Paul Phelps, Switzerland: What is the current statistical evidence that links CJD with specific age or socio-economic groups?
Prof Hugh Pennington: Well, so far all the cases of CJD are in relatively young people - the average age is around mid-20's. As far as other factors are concerned, I am not aware of any links or that any particular preponderance has been shown by statistical evidence that has so far been looked at.
David, USA (English): What about those who say that the initial government measures (BFO ban) were adequate and that the number of cases per year will remain steady? Is that unlikely now?
Prof Hugh Pennington: We don't know whether the number of cases is going to remain steady or not - one can only speculate about that. We don't know enough about the disease, we don't know how people became exposed to the agent in the 1980's, and we don't have any data to make any firm predictions at all.

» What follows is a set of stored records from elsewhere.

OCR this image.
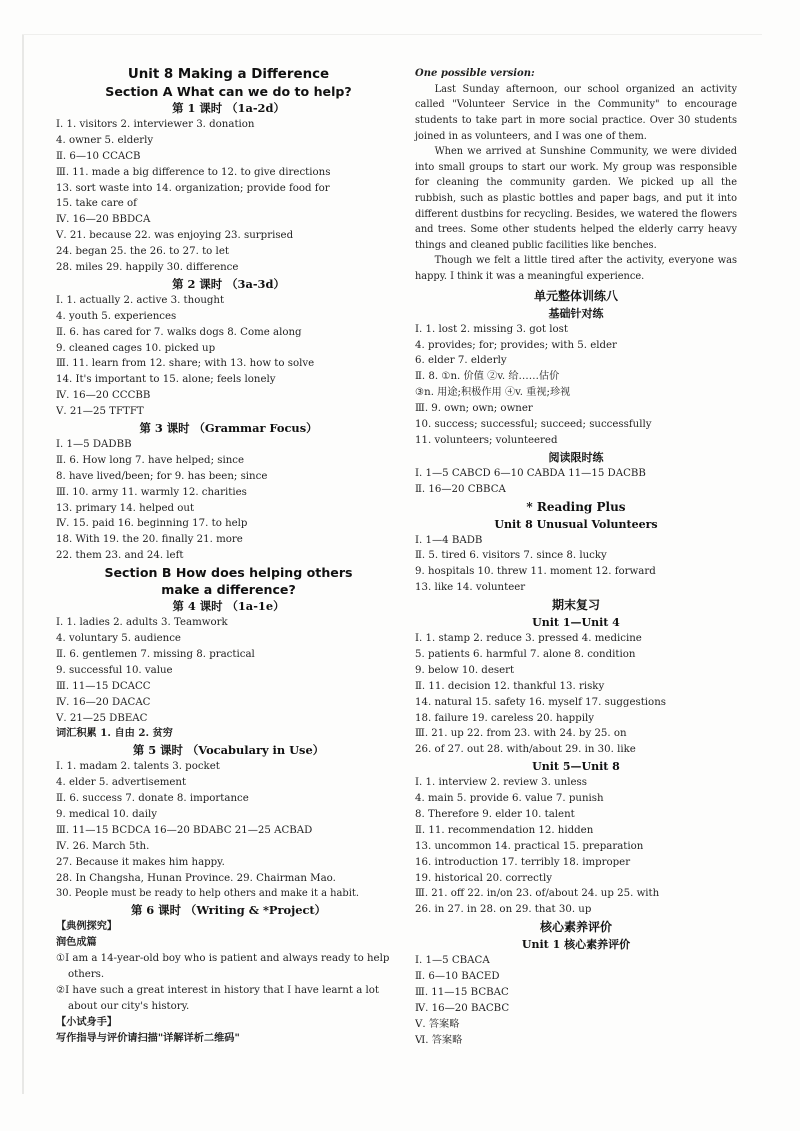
Unit 8 Making a Difference
Section A What can we do to help?
第 1 课时 （1a-2d）
Ⅰ. 1. visitors 2. interviewer 3. donation
4. owner 5. elderly
Ⅱ. 6—10 CCACB
Ⅲ. 11. made a big difference to 12. to give directions
13. sort waste into 14. organization; provide food for
15. take care of
Ⅳ. 16—20 BBDCA
Ⅴ. 21. because 22. was enjoying 23. surprised
24. began 25. the 26. to 27. to let
28. miles 29. happily 30. difference
第 2 课时 （3a-3d）
Ⅰ. 1. actually 2. active 3. thought
4. youth 5. experiences
Ⅱ. 6. has cared for 7. walks dogs 8. Come along
9. cleaned cages 10. picked up
Ⅲ. 11. learn from 12. share; with 13. how to solve
14. It's important to 15. alone; feels lonely
Ⅳ. 16—20 CCCBB
Ⅴ. 21—25 TFTFT
第 3 课时 （Grammar Focus）
Ⅰ. 1—5 DADBB
Ⅱ. 6. How long 7. have helped; since
8. have lived/been; for 9. has been; since
Ⅲ. 10. army 11. warmly 12. charities
13. primary 14. helped out
Ⅳ. 15. paid 16. beginning 17. to help
18. With 19. the 20. finally 21. more
22. them 23. and 24. left
Section B How does helping others
make a difference?
第 4 课时 （1a-1e）
Ⅰ. 1. ladies 2. adults 3. Teamwork
4. voluntary 5. audience
Ⅱ. 6. gentlemen 7. missing 8. practical
9. successful 10. value
Ⅲ. 11—15 DCACC
Ⅳ. 16—20 DACAC
Ⅴ. 21—25 DBEAC
词汇积累 1. 自由 2. 贫穷
第 5 课时 （Vocabulary in Use）
Ⅰ. 1. madam 2. talents 3. pocket
4. elder 5. advertisement
Ⅱ. 6. success 7. donate 8. importance
9. medical 10. daily
Ⅲ. 11—15 BCDCA 16—20 BDABC 21—25 ACBAD
Ⅳ. 26. March 5th.
27. Because it makes him happy.
28. In Changsha, Hunan Province. 29. Chairman Mao.
30. People must be ready to help others and make it a habit.
第 6 课时 （Writing & *Project）
【典例探究】
润色成篇
①I am a 14-year-old boy who is patient and always ready to help
others.
②I have such a great interest in history that I have learnt a lot
about our city's history.
【小试身手】
写作指导与评价请扫描"详解详析二维码"
One possible version:

Last Sunday afternoon, our school organized an activity called "Volunteer Service in the Community" to encourage students to take part in more social practice. Over 30 students joined in as volunteers, and I was one of them.

When we arrived at Sunshine Community, we were divided into small groups to start our work. My group was responsible for cleaning the community garden. We picked up all the rubbish, such as plastic bottles and paper bags, and put it into different dustbins for recycling. Besides, we watered the flowers and trees. Some other students helped the elderly carry heavy things and cleaned public facilities like benches.

Though we felt a little tired after the activity, everyone was happy. I think it was a meaningful experience.

单元整体训练八
基础针对练
Ⅰ. 1. lost 2. missing 3. got lost
4. provides; for; provides; with 5. elder
6. elder 7. elderly
Ⅱ. 8. ①n. 价值 ②v. 给……估价
③n. 用途;积极作用 ④v. 重视;珍视
Ⅲ. 9. own; own; owner
10. success; successful; succeed; successfully
11. volunteers; volunteered
阅读限时练
Ⅰ. 1—5 CABCD 6—10 CABDA 11—15 DACBB
Ⅱ. 16—20 CBBCA
* Reading Plus
Unit 8 Unusual Volunteers
Ⅰ. 1—4 BADB
Ⅱ. 5. tired 6. visitors 7. since 8. lucky
9. hospitals 10. threw 11. moment 12. forward
13. like 14. volunteer
期末复习
Unit 1—Unit 4
Ⅰ. 1. stamp 2. reduce 3. pressed 4. medicine
5. patients 6. harmful 7. alone 8. condition
9. below 10. desert
Ⅱ. 11. decision 12. thankful 13. risky
14. natural 15. safety 16. myself 17. suggestions
18. failure 19. careless 20. happily
Ⅲ. 21. up 22. from 23. with 24. by 25. on
26. of 27. out 28. with/about 29. in 30. like
Unit 5—Unit 8
Ⅰ. 1. interview 2. review 3. unless
4. main 5. provide 6. value 7. punish
8. Therefore 9. elder 10. talent
Ⅱ. 11. recommendation 12. hidden
13. uncommon 14. practical 15. preparation
16. introduction 17. terribly 18. improper
19. historical 20. correctly
Ⅲ. 21. off 22. in/on 23. of/about 24. up 25. with
26. in 27. in 28. on 29. that 30. up
核心素养评价
Unit 1 核心素养评价
Ⅰ. 1—5 CBACA
Ⅱ. 6—10 BACED
Ⅲ. 11—15 BCBAC
Ⅳ. 16—20 BACBC
Ⅴ. 答案略
Ⅵ. 答案略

Clearly a lot of measures were taken in the late 80's and early 90's, which have stopped the BSE agent getting into the human food chain, and enabled BSE to rapidly decline in cattle.
Stephen Saines, Canada: I was rejected as a potential kidney donor to my uncle in the UK, even though I was well qualified from the bank of physical tests. The reason? My history included a cancer in remission. Upon my return to Canada, I was told that my cancer history has no bearing whatsoever on my applicability to donate in North America, but due to my time in the UK, and the exposure to CJD, I could donate neither blood nor an organ, even after my death. Does the CJD situation have bearing WITHIN the UK for organ and blood donation? Could it have a profound effect in the future? Is donated blood screened for CJD?

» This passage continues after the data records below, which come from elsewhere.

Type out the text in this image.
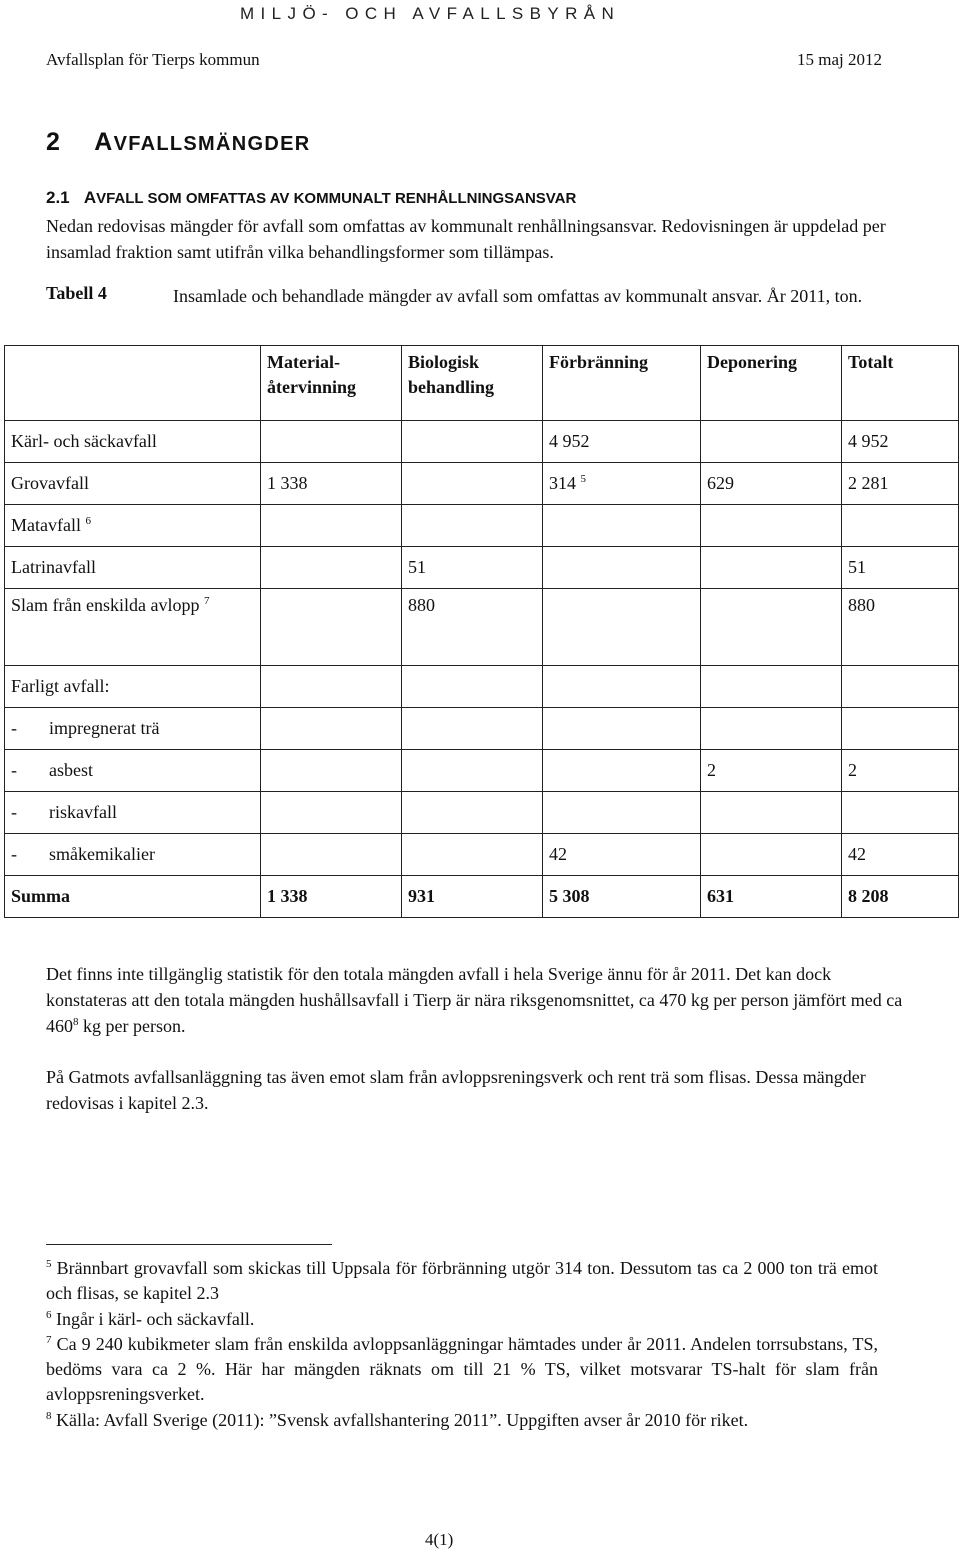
MILJÖ- OCH AVFALLSBYRÅN
Avfallsplan för Tierps kommun	15 maj 2012
2 AVFALLSMÄNGDER
2.1 AVFALL SOM OMFATTAS AV KOMMUNALT RENHÅLLNINGSANSVAR
Nedan redovisas mängder för avfall som omfattas av kommunalt renhållningsansvar. Redovisningen är uppdelad per insamlad fraktion samt utifrån vilka behandlingsformer som tillämpas.
Tabell 4	Insamlade och behandlade mängder av avfall som omfattas av kommunalt ansvar. År 2011, ton.
	Material-återvinning	Biologisk behandling	Förbränning	Deponering	Totalt
Kärl- och säckavfall			4 952		4 952
Grovavfall	1 338		314 $^5$	629	2 281
Matavfall $^6$					
Latrinavfall		51			51
Slam från enskilda avlopp $^7$		880			880
Farligt avfall:					
- impregnerat trä					
- asbest				2	2
- riskavfall					
- småkemikalier			42		42
Summa	1 338	931	5 308	631	8 208
Det finns inte tillgänglig statistik för den totala mängden avfall i hela Sverige ännu för år 2011. Det kan dock konstateras att den totala mängden hushållsavfall i Tierp är nära riksgenomsnittet, ca 470 kg per person jämfört med ca $460^8$ kg per person.
På Gatmots avfallsanläggning tas även emot slam från avloppsreningsverk och rent trä som flisas. Dessa mängder redovisas i kapitel 2.3.
$^5$ Brännbart grovavfall som skickas till Uppsala för förbränning utgör 314 ton. Dessutom tas ca 2 000 ton trä emot och flisas, se kapitel 2.3
$^6$ Ingår i kärl- och säckavfall.
$^7$ Ca 9 240 kubikmeter slam från enskilda avloppsanläggningar hämtades under år 2011. Andelen torrsubstans, TS, bedöms vara ca 2 %. Här har mängden räknats om till 21 % TS, vilket motsvarar TS-halt för slam från avloppsreningsverket.
$^8$ Källa: Avfall Sverige (2011): ”Svensk avfallshantering 2011”. Uppgiften avser år 2010 för riket.
4(1)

Prof Hugh Pennington: We can't screen blood for CJD because we don't have a method by which to do so. It may be that we never will have one because of the way the agent is distributed in the body. The situation regarding organ donation is really quite complicated as far as CJD is concerned. There is a difference between circumstances in the UK and North America. North America has taken a very strong line on people from Britain who have had blood transfusions and so on - they regard them as having been in a CJD environment and are playing absolutely safe. Within the UK, as far as I know, the kidney donation programme is not affected, although clearly people want to make absolutely certain that a donor has not died of a disease such as CJD.
Bob Hale, UK: The use of fertilizer manufactured from bovine material is banned for crops destined for consumption by farm animals and horses, but is not banned for crops destined for human consumption. Does this represent a potential source of ongoing CJD infection for humans?
Prof Hugh Pennington: There's no real evidence that this kind of practice is causing any harm to people.
Andrew Day, UK: Would you now say that British beef is 100% safe to eat?
Prof Hugh Pennington: One can never say that anything is 100% safe. All I can state is that British beef is safe to eat. It is probably safer than beef from other countries in Europe, which have BSE but not the strict controls that we have.